On January 1, 2020, the California Consumer Privacy Act (“CCPA”) takes effect and will have an immediate impact on some regional businesses. The CCPA will require certain U.S. companies to implement privacy initiatives that will afford California residents increased data privacy rights. More importantly, the CCPA will likely serve as the foundation for a future omnibus federal privacy law. Becoming familiar with the CCPA requirements now and implementing policies and practices for compliance will better serve regional businesses in the future.
A Few Important Definitions
The CCPA includes a few terms-of-art that are important to understand the scope of the new law:
“Business” – a for-profit entity doing business in California that collects personal information regarding California residents.
“Doing Business” – companies that sell goods or services to California residents even though the business is not physically located in California.
“Personal Information” – information that identifies, relates to, describes, is capable of being associated with, or could reasonably be linked, directly or indirectly, with a particular California resident or household.
“Consumer” – A natural person who is a California resident, which includes every individual who is in the state for other than a temporary or transitory purpose, and every individual who is domiciled in the state who is outside the state for a temporary or transitory purpose.
“Sell” – includes selling, renting, releasing, disclosing, disseminating, making available, transferring, or otherwise communicating orally, in writing, or by electronic or other means, a consumer’s personal information by the business to another business or third party for monetary or valuable consideration.

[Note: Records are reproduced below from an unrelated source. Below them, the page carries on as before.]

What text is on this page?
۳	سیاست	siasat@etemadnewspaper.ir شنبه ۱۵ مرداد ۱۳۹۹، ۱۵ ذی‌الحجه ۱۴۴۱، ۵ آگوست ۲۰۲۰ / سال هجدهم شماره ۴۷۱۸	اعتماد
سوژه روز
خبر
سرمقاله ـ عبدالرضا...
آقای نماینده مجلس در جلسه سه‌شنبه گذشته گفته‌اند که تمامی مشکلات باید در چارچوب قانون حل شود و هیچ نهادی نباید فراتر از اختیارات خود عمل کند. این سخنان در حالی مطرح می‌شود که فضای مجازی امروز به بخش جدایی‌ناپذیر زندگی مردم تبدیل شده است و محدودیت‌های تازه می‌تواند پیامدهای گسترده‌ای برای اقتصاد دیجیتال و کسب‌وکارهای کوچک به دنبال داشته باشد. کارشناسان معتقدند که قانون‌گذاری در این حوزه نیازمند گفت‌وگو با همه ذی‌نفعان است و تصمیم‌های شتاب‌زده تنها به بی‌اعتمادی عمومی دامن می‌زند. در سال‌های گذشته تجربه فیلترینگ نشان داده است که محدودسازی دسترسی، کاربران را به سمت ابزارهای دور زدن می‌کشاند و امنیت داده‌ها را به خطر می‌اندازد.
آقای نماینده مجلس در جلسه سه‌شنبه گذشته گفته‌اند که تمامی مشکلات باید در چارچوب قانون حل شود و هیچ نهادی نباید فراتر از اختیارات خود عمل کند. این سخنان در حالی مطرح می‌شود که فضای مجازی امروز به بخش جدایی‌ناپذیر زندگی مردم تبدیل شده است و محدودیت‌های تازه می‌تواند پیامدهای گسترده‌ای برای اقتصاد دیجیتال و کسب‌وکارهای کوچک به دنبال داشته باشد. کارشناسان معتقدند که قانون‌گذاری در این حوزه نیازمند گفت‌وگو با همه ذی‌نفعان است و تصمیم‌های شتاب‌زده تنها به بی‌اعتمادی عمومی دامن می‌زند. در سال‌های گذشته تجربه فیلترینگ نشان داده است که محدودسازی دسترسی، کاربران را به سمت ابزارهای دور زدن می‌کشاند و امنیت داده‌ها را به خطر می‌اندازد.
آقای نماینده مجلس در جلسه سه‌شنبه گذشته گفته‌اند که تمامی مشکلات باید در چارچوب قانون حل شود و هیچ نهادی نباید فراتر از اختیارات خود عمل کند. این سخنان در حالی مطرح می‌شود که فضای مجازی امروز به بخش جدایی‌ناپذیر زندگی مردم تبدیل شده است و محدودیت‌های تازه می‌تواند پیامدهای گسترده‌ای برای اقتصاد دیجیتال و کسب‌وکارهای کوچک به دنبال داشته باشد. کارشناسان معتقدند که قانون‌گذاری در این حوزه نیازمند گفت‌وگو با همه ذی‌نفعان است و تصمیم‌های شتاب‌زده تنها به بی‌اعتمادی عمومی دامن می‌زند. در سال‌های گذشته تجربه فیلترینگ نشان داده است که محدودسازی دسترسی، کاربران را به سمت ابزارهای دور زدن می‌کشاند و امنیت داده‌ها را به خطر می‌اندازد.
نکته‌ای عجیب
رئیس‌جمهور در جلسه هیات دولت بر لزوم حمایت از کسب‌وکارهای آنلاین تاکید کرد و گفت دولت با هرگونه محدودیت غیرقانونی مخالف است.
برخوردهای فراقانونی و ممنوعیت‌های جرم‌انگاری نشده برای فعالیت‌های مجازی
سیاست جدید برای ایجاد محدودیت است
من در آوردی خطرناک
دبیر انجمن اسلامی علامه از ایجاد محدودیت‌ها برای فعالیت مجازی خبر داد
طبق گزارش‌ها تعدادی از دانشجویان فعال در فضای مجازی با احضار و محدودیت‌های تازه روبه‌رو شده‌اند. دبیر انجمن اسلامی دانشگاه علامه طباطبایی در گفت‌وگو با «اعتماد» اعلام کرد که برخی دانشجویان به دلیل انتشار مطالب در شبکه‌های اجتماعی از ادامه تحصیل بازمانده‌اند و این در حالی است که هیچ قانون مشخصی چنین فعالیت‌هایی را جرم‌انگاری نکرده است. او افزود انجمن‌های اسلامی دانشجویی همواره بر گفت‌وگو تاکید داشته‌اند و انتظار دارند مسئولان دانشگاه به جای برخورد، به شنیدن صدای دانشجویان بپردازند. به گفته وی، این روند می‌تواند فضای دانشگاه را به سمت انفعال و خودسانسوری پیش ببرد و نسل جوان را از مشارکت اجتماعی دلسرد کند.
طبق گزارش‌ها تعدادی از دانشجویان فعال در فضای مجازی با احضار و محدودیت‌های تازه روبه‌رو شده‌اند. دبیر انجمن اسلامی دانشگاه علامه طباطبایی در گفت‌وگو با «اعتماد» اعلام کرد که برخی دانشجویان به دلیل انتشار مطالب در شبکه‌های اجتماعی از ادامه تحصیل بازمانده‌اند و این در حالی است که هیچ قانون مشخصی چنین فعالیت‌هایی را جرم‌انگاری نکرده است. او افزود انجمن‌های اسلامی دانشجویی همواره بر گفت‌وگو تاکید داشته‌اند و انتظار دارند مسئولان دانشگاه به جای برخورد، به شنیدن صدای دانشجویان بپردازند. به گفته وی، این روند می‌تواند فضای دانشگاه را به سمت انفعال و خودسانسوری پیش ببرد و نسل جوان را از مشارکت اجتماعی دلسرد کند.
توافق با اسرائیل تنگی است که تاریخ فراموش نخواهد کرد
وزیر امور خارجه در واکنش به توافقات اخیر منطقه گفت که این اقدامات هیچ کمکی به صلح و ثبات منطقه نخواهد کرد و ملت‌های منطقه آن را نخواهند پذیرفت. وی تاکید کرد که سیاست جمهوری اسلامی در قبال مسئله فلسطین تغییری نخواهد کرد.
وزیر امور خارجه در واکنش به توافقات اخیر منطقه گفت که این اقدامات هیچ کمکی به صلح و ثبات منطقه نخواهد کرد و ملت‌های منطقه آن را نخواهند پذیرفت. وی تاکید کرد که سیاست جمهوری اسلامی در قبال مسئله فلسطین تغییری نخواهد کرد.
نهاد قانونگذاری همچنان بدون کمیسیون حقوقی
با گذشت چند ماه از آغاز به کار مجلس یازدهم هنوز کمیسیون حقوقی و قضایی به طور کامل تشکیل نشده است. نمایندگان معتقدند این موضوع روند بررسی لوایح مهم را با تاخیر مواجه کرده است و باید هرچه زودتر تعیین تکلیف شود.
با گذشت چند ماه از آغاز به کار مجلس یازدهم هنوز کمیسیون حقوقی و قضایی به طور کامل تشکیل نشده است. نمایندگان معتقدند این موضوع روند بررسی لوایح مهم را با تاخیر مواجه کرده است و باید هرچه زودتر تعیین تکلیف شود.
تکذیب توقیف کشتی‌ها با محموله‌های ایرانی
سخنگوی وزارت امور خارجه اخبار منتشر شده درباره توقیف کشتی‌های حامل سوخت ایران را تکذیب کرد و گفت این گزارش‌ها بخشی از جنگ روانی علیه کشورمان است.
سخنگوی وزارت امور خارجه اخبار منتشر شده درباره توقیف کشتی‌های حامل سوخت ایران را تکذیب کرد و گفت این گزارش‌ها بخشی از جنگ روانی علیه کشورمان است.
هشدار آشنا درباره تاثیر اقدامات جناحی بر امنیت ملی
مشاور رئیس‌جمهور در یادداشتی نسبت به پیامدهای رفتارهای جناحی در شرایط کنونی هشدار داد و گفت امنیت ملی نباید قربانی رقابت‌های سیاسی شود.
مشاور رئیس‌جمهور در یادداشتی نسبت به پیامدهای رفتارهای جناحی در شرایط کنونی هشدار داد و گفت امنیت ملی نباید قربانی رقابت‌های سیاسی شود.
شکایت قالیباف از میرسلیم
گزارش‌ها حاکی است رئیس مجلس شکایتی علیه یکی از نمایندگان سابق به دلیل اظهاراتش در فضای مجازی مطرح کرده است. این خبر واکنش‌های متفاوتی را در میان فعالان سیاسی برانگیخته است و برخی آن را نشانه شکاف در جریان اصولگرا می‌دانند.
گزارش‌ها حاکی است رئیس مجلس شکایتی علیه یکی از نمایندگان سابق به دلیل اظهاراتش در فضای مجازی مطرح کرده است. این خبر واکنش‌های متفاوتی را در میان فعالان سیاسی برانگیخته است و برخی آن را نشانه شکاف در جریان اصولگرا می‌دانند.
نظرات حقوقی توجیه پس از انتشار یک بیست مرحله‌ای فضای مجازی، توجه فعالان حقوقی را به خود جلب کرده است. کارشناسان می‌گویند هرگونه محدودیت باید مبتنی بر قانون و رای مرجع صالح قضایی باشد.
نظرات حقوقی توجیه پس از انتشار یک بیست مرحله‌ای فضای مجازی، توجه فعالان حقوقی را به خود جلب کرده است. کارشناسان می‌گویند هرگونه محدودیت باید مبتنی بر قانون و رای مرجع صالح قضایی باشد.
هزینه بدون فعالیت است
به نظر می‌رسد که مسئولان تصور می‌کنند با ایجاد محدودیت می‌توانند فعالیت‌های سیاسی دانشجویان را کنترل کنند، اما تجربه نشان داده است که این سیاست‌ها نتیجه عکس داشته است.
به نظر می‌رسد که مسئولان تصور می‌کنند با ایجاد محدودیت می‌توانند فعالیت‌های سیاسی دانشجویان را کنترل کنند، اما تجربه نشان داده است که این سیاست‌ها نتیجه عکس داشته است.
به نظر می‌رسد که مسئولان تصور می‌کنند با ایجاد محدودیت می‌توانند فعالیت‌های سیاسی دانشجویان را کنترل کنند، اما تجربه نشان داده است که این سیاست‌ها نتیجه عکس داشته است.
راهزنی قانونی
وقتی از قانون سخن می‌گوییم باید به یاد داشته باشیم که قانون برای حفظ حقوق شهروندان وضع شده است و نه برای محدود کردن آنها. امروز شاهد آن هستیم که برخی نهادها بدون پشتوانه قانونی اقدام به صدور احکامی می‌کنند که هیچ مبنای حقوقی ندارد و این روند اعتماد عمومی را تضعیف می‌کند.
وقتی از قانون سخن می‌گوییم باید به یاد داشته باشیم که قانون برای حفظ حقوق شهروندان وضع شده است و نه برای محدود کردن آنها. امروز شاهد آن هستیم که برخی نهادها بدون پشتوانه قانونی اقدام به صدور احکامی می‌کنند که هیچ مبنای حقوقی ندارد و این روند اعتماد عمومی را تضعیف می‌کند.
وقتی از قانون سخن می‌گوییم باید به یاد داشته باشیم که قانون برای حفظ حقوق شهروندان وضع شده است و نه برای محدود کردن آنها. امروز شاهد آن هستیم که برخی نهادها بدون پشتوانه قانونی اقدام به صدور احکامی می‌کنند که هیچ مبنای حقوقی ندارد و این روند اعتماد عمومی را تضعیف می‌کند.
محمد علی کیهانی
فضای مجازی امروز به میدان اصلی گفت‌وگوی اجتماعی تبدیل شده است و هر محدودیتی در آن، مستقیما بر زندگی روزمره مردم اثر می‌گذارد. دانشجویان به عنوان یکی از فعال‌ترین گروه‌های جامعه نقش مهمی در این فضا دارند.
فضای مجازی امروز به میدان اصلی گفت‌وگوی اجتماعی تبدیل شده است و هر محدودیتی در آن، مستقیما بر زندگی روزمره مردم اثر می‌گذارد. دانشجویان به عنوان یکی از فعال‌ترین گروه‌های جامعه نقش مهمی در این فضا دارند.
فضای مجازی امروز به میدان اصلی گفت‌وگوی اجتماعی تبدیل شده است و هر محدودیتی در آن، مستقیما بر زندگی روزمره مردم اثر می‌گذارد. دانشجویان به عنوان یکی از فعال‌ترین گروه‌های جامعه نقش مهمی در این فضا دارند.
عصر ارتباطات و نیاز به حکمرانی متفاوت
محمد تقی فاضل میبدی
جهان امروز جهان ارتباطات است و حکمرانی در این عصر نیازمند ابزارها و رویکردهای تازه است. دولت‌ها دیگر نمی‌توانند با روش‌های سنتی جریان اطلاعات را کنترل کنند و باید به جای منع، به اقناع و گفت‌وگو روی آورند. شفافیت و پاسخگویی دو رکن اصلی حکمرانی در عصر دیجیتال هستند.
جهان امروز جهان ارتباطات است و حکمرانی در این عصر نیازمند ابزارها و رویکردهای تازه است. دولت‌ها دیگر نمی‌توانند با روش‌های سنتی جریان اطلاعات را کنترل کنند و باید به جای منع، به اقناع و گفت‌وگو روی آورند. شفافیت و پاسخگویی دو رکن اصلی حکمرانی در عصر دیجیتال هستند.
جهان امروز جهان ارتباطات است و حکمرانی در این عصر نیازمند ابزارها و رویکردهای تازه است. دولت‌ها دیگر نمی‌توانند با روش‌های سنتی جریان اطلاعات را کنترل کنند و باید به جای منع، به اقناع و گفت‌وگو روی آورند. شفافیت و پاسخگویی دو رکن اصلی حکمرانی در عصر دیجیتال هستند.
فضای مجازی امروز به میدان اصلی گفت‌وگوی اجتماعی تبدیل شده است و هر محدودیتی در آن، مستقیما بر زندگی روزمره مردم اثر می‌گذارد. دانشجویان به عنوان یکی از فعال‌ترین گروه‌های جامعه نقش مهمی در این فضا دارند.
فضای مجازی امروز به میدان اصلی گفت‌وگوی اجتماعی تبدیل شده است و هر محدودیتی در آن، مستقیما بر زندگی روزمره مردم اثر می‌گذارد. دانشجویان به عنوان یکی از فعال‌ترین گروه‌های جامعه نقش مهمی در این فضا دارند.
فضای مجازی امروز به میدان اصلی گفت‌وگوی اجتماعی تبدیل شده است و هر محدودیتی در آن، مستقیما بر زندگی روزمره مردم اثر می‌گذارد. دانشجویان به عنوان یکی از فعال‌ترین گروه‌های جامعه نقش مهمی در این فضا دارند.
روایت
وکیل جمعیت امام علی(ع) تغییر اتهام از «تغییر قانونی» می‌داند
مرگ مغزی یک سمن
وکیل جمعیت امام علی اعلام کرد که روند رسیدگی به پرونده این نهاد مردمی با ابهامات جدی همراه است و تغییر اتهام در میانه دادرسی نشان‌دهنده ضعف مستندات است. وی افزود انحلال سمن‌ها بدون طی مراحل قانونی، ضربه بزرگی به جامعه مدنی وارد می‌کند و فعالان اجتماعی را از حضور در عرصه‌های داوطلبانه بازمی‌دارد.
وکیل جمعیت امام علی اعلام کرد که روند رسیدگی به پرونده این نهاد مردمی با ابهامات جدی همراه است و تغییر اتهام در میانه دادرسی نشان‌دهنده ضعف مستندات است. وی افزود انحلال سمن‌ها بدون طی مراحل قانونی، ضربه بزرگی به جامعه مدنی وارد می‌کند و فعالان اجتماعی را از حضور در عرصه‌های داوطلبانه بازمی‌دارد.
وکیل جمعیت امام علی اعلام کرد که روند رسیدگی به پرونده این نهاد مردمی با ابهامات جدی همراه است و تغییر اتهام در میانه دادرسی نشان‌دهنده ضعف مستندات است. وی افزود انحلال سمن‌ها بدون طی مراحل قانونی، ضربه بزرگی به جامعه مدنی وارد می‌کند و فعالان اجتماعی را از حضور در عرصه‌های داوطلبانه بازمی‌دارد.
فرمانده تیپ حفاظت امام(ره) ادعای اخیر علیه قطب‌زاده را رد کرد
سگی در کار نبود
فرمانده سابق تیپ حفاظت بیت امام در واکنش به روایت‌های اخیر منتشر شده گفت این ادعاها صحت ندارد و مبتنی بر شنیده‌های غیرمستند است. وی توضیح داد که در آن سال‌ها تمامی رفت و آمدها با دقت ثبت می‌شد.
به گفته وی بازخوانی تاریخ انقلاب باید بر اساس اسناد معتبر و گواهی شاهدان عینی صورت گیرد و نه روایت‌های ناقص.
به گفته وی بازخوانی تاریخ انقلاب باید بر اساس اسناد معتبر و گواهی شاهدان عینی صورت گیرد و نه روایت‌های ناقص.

Which Regional Businesses Must Comply?
The CCPA covers only businesses that meet one of the following three requirements:
- Have $25 million or more in annual revenue; or
- Possess the personal data of more than 50,000 “consumers, households, or devices” or
- Earn more than half of its annual revenue selling consumers’ personal data.
What Information Does the CCPA Not Cover?
The CCPA does not apply to information that is subject to other federal regulation including:
- Health Insurance Portability and Accountability Act (HIPAA);
- Gramm-Leach Bliley Act (GLBA);
- Fair Credit Reporting Act (FCRA); or
- Drivers’ Privacy Protection Act (DPPA).
The CCPA will apply to entities covered by these laws to the extent they collect and process other personal information about consumers.
The CCPA does not apply to a business that collects a consumer’s personal information while that individual is outside California, no part of the sale of the consumer’s personal information occurred in California, and no personal information collected while the consumer was in California is sold.
What Data Privacy Rights are Given to California Residents?
- Whether their personal information is being collected;
- Ability to request the specific categories of information a business collects;
- Identify what personal information is being collected about them;
- Ability to “say no” to the sale of personal information; and
- Right to equal service and price.
How Should Regional Businesses Comply?
- Update Privacy Notices and Policies;
- Update Data Inventories, Business Processes, and Data Strategies;
- Implement Protocols to Ensure Consumer Rights;
- Make Security Updates;
- Update Third-Party Processor/Vendor Agreements; and
- Train employees handling customer inquiries.
What are the Penalties?
- Private right of action in instances where there is certain unauthorized access and exfiltration, theft, or disclosure of non-encrypted or non-redacted personal information.
- Statutory damages ranging from $100 to $750 per violation or actual damages, whichever is greater.
- Enforcement by the California Attorney General
- $7,500 per intentional violation and $2,500 for unintentional violations
What is the Outlook for the Privacy Landscape outside of CCPA?
In 2019, Nevada enacted a “Do Not Sell” Privacy Law. This took effect on October 1, 2019, and provides business with 90 days to respond to a request. This law applies to “covered information” as defined by Children's Online Privacy Protection Act (COPPA), and businesses must provide opt-outs of covered information sales. There is no private right of action under Nevada’s new law.
Other states that are debating legislation include New Jersey, Maine, Washington, New York, Connecticut, and Illinois. At the federal level, there is significant interest and serious bipartisan effort to draft a federal privacy bill in the Senate. Businesses are more willing to engage in a negotiation for an omnibus privacy bill with various states enacting or discussing privacy legislation with differing requirements. Privacy groups and a large block of California congressional members will push any federal omnibus bill to include large portions of the CCPA.
It is unlikely that a federal omnibus privacy bill will be debated during an election year, but it would not be surprising to see a bill introduced in the next several years. That bill is likely to look similar to the CCPA, so regional businesses should begin evaluating their privacy policies now even if the CCPA does not apply to them.